I would like to illustrate the third bullet using my experience helping with the editing of Marlin Ulmer’s paper (mentioned at the top of the page). Marlin’s paper was first rejected, and the editor asked me to help with the revision. While I did put quite a bit of time into the paper, I did not change either any of the fundamental methodology, or his core modeling framework (he largely followed my framework above). I did help make the paper clearer (for example, by introducing a narrative) along with a number of other minor edits. In theory a good referee or AE could have done the same. However, the vast majority of my edits were cosmetic rather than substantive.
While I was helping transform Marlin’s paper into an awardwinning, my own stochastic, dynamic paper (an informationcollecting vehicle routing problem for managing a utility truck after a storm) was being reviewed, and was rejected (see the paper by Lina alKanj here). I think the rejection can be attributed to the same reason behind the rejection of Marlin’s paper, with the exception that I avoided some of the presentation errors that Marlin had made. After I filed a letter of complaint, the paper was rereviewed, and the second round produced very thorough and helpful reviews. The cover letter from the editor invited a revision, but expressed surprise at the length of the reviews. The reason? Stochastic, dynamic papers are inherently complex.
Two years later, I submitted another paper on a stochastic, dynamic vehicle routing problem (another information collecting vehicle routing problem involving managing drones to help fight wildfires). This paper, by Larry Thul, was also rejected (this paper is also posted here) – both referee reports were about two pages, and did not demonstrate any understanding of the paper. Why? Stochastic, dynamic papers are inherently complex, and it is easier to reject than to understand what is new.

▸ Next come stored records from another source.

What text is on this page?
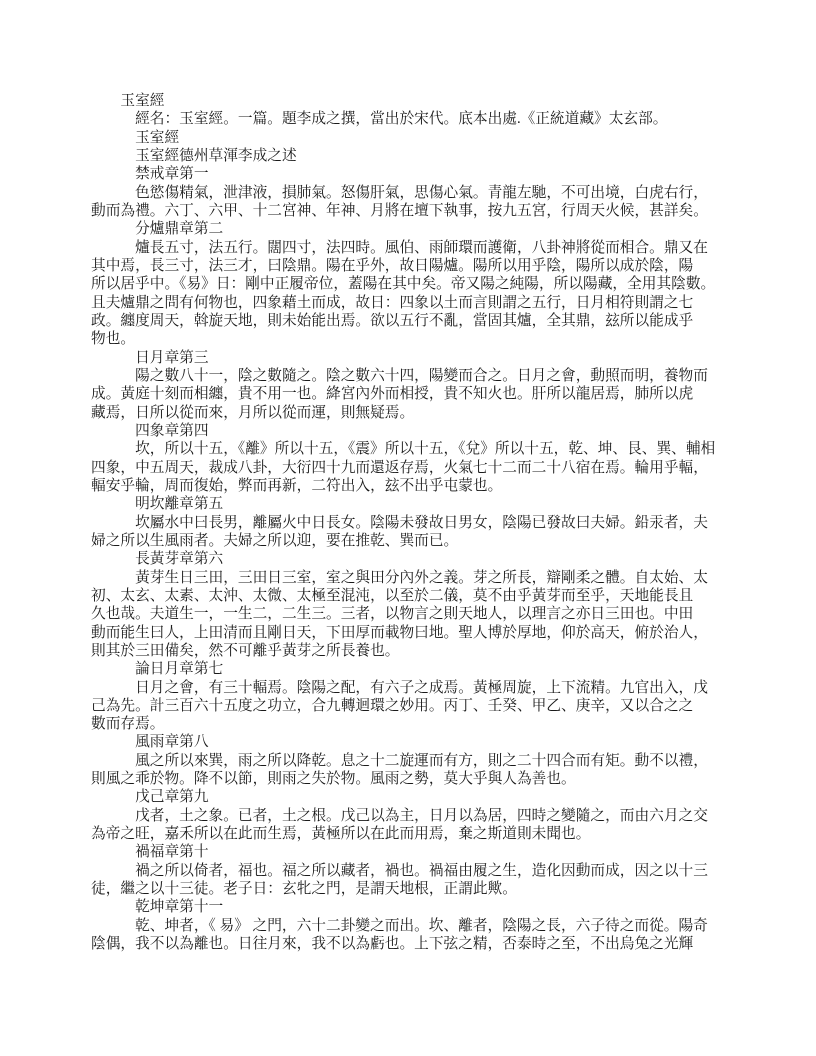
　　玉室經
　　　經名：玉室經。一篇。題李成之撰，當出於宋代。底本出處.《正統道藏》太玄部。
　　　玉室經
　　　玉室經德州草渾李成之述
　　　禁戒章第一
　　　色慾傷精氣，泄津液，損肺氣。怒傷肝氣，思傷心氣。青龍左馳，不可出境，白虎右行，
動而為禮。六丁、六甲、十二宮神、年神、月將在壇下執事，按九五宮，行周天火候，甚詳矣。
　　　分爐鼎章第二
　　　爐長五寸，法五行。闊四寸，法四時。風伯、雨師環而護衛，八卦神將從而相合。鼎又在
其中焉，長三寸，法三才，曰陰鼎。陽在乎外，故日陽爐。陽所以用乎陰，陽所以成於陰，陽
所以居乎中。《易》日：剛中正履帝位，蓋陽在其中矣。帝又陽之純陽，所以陽藏，全用其陰數。
且夫爐鼎之問有何物也，四象藉土而成，故日：四象以土而言則謂之五行，日月相符則謂之七
政。纏度周天，斡旋天地，則未始能出焉。欲以五行不亂，當固其爐，全其鼎，玆所以能成乎
物也。
　　　日月章第三
　　　陽之數八十一，陰之數隨之。陰之數六十四，陽變而合之。日月之會，動照而明，養物而
成。黃庭十刻而相纏，貴不用一也。絳宮內外而相授，貴不知火也。肝所以龍居焉，肺所以虎
藏焉，日所以從而來，月所以從而運，則無疑焉。
　　　四象章第四
　　　坎，所以十五，《離》所以十五，《震》所以十五，《兌》所以十五，乾、坤、艮、巽、輔相
四象，中五周天，裁成八卦，大衍四十九而還返存焉，火氣七十二而二十八宿在焉。輪用乎輻，
輻安乎輪，周而復始，弊而再新，二符出入，玆不出乎屯蒙也。
　　　明坎離章第五
　　　坎屬水中曰長男，離屬火中日長女。陰陽未發故日男女，陰陽已發故曰夫婦。鉛汞者，夫
婦之所以生風雨者。夫婦之所以迎，要在推乾、巽而已。
　　　長黃芽章第六
　　　黃芽生日三田，三田日三室，室之與田分內外之義。芽之所長，辯剛柔之體。自太始、太
初、太玄、太素、太沖、太微、太極至混沌，以至於二儀，莫不由乎黃芽而至乎，天地能長且
久也哉。夫道生一，一生二，二生三。三者，以物言之則天地人，以理言之亦日三田也。中田
動而能生曰人，上田清而且剛日天，下田厚而載物曰地。聖人博於厚地，仰於高天，俯於治人，
則其於三田備矣，然不可離乎黃芽之所長養也。
　　　論日月章第七
　　　日月之會，有三十輻焉。陰陽之配，有六子之成焉。黃極周旋，上下流精。九官出入，戊
己為先。計三百六十五度之功立，合九轉迴環之妙用。丙丁、壬癸、甲乙、庚辛，又以合之之
數而存焉。
　　　風雨章第八
　　　風之所以來巽，雨之所以降乾。息之十二旋運而有方，則之二十四合而有矩。動不以禮，
則風之乖於物。降不以節，則雨之失於物。風雨之勢，莫大乎與人為善也。
　　　戊己章第九
　　　戊者，土之象。已者，土之根。戊己以為主，日月以為居，四時之變隨之，而由六月之交
為帝之旺，嘉禾所以在此而生焉，黃極所以在此而用焉，棄之斯道則未聞也。
　　　禍福章第十
　　　禍之所以倚者，福也。福之所以藏者，禍也。禍福由履之生，造化因動而成，因之以十三
徒，繼之以十三徒。老子日：玄牝之門，是謂天地根，正謂此歟。
　　　乾坤章第十一
　　　乾、坤者，《 易》 之門，六十二卦變之而出。坎、離者，陰陽之長，六子待之而從。陽奇
陰偶，我不以為離也。日往月來，我不以為虧也。上下弦之精，否泰時之至，不出烏兔之光輝
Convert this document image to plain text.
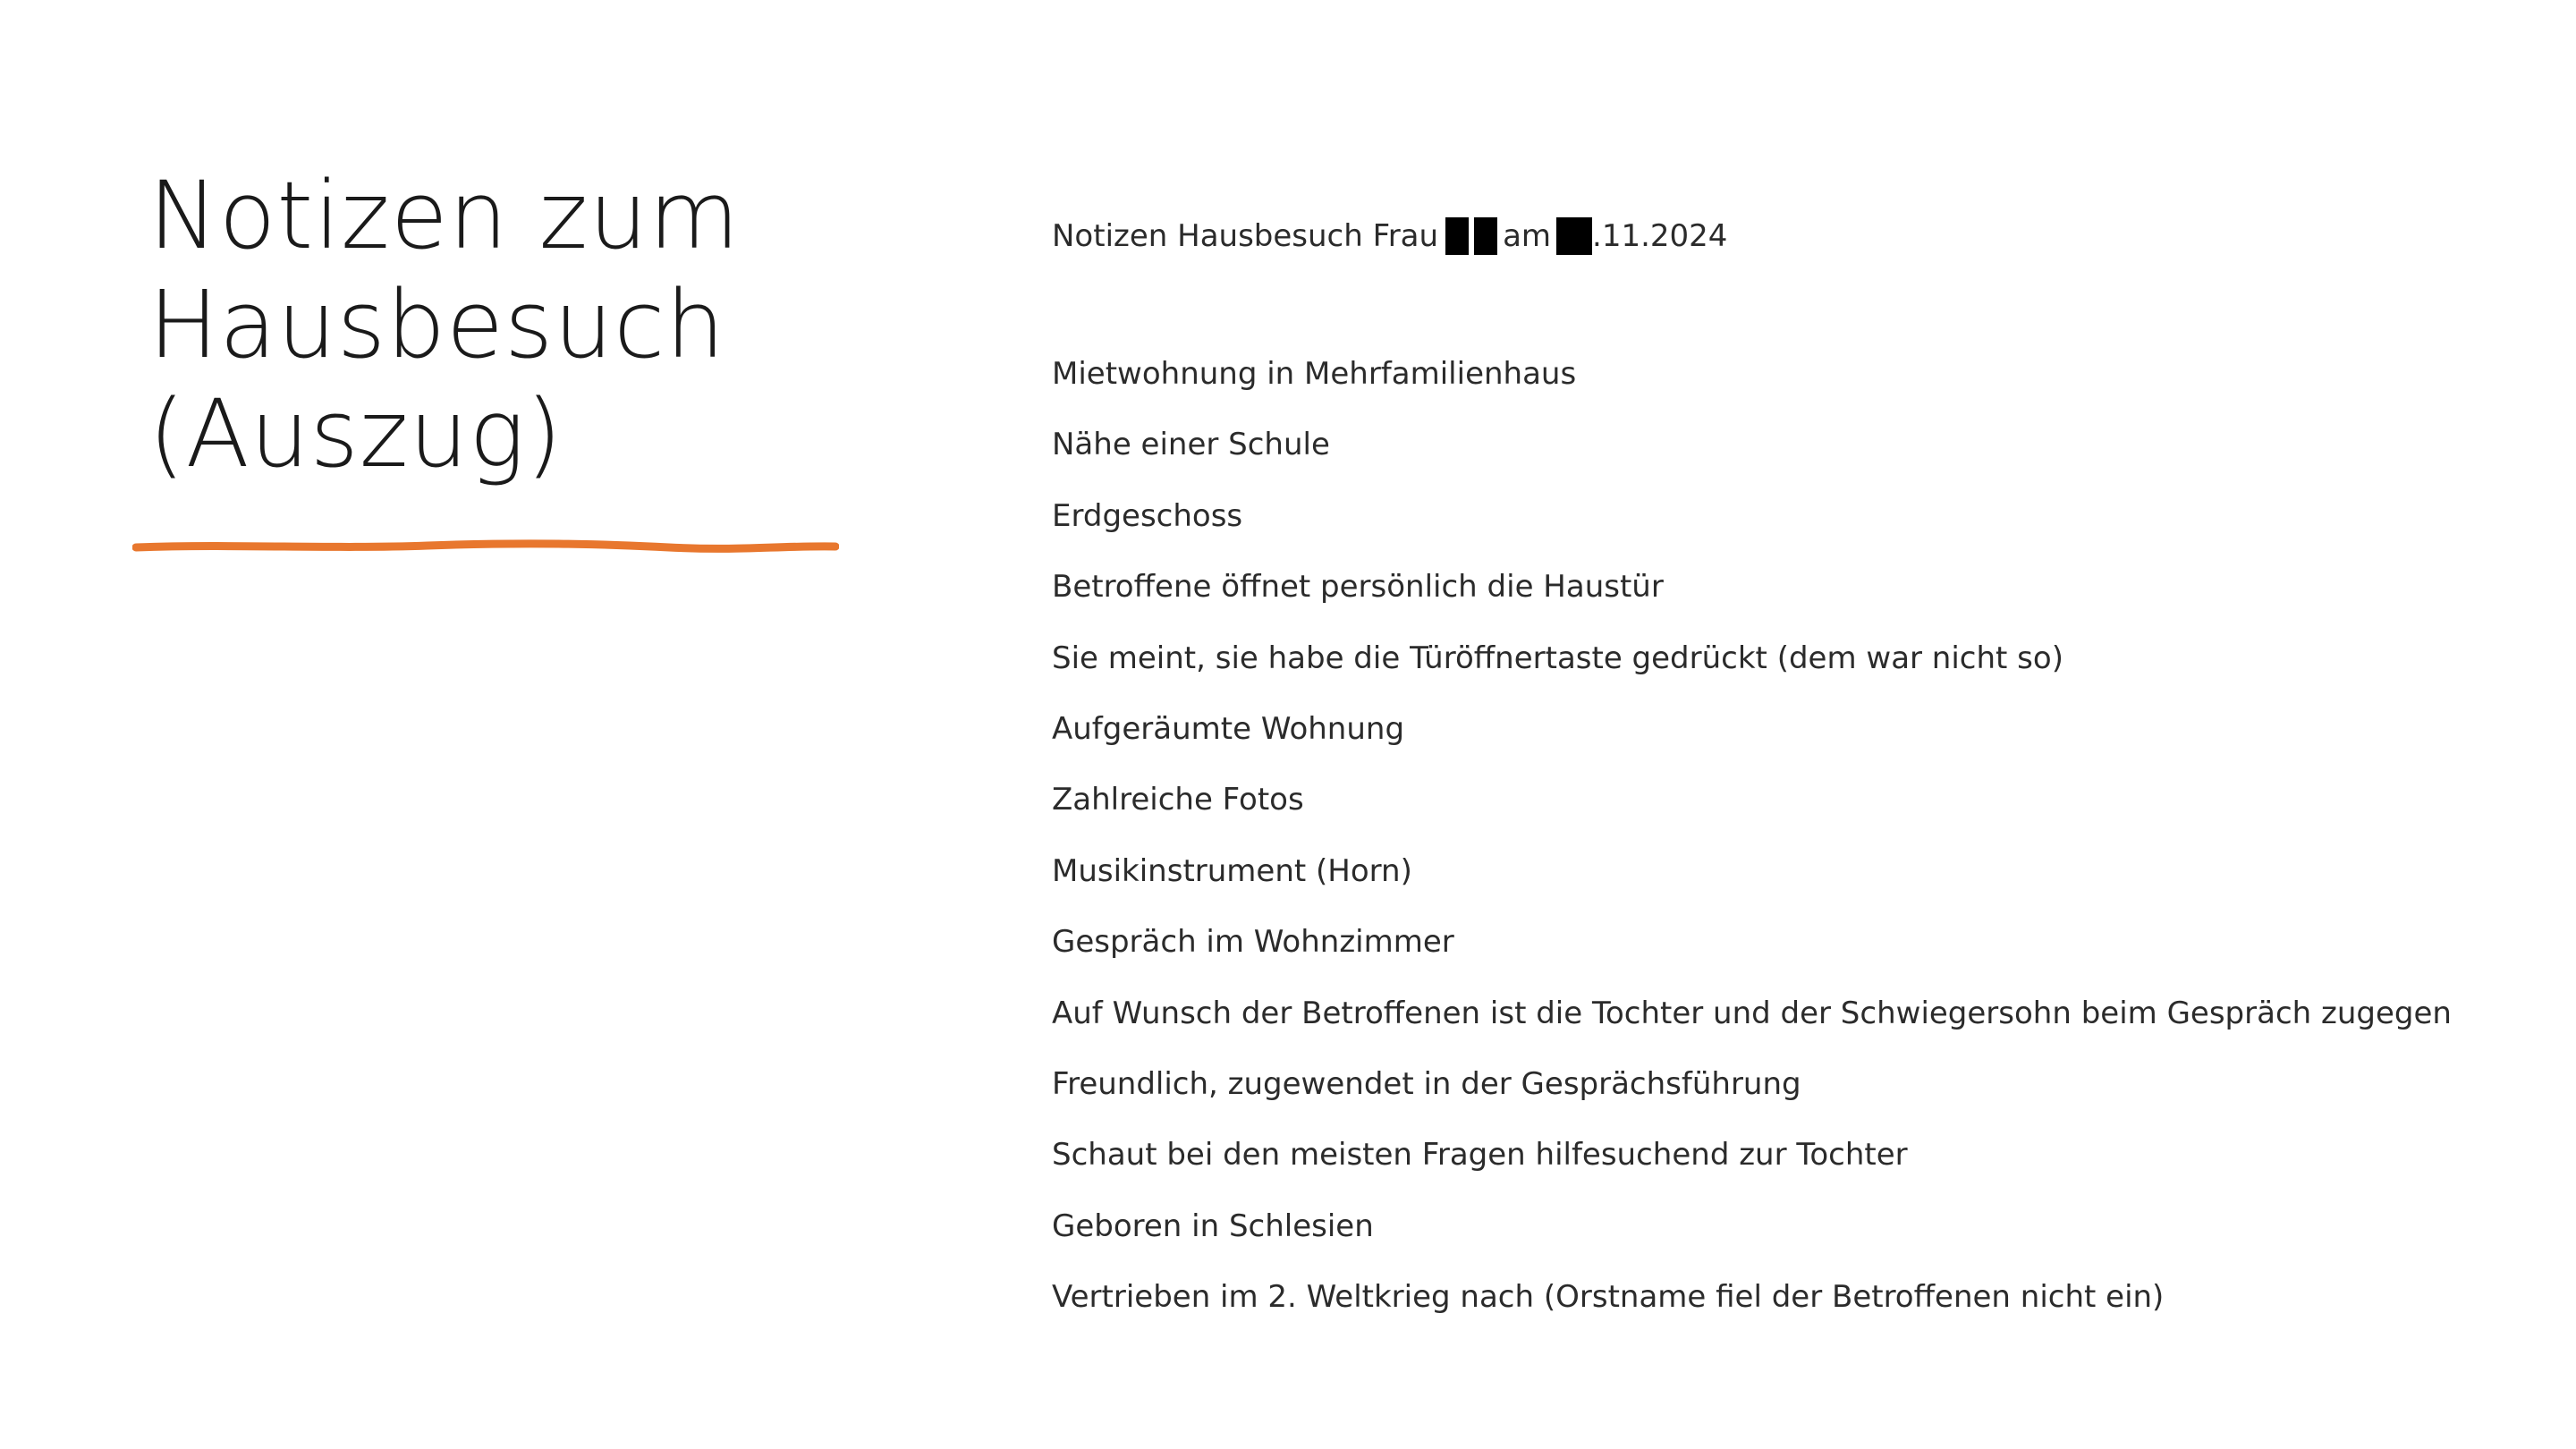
Notizen zum
Hausbesuch
(Auszug)
Notizen Hausbesuch Frau am .11.2024
Mietwohnung in Mehrfamilienhaus
Nähe einer Schule
Erdgeschoss
Betroffene öffnet persönlich die Haustür
Sie meint, sie habe die Türöffnertaste gedrückt (dem war nicht so)
Aufgeräumte Wohnung
Zahlreiche Fotos
Musikinstrument (Horn)
Gespräch im Wohnzimmer
Auf Wunsch der Betroffenen ist die Tochter und der Schwiegersohn beim Gespräch zugegen
Freundlich, zugewendet in der Gesprächsführung
Schaut bei den meisten Fragen hilfesuchend zur Tochter
Geboren in Schlesien
Vertrieben im 2. Weltkrieg nach (Orstname fiel der Betroffenen nicht ein)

These two papers illustrate that following a proper, canonical framework is not enough: the community has to agree that this framework is appropriate. Referees and editors (AEs and area editors) need to enforce the style, and set reasonable expectations. Stochastic, dynamic problems are pervasive in transportation and logistics, and yet I think I can claim that no two papers follow the same consistent style that we routinely see in deterministic optimization.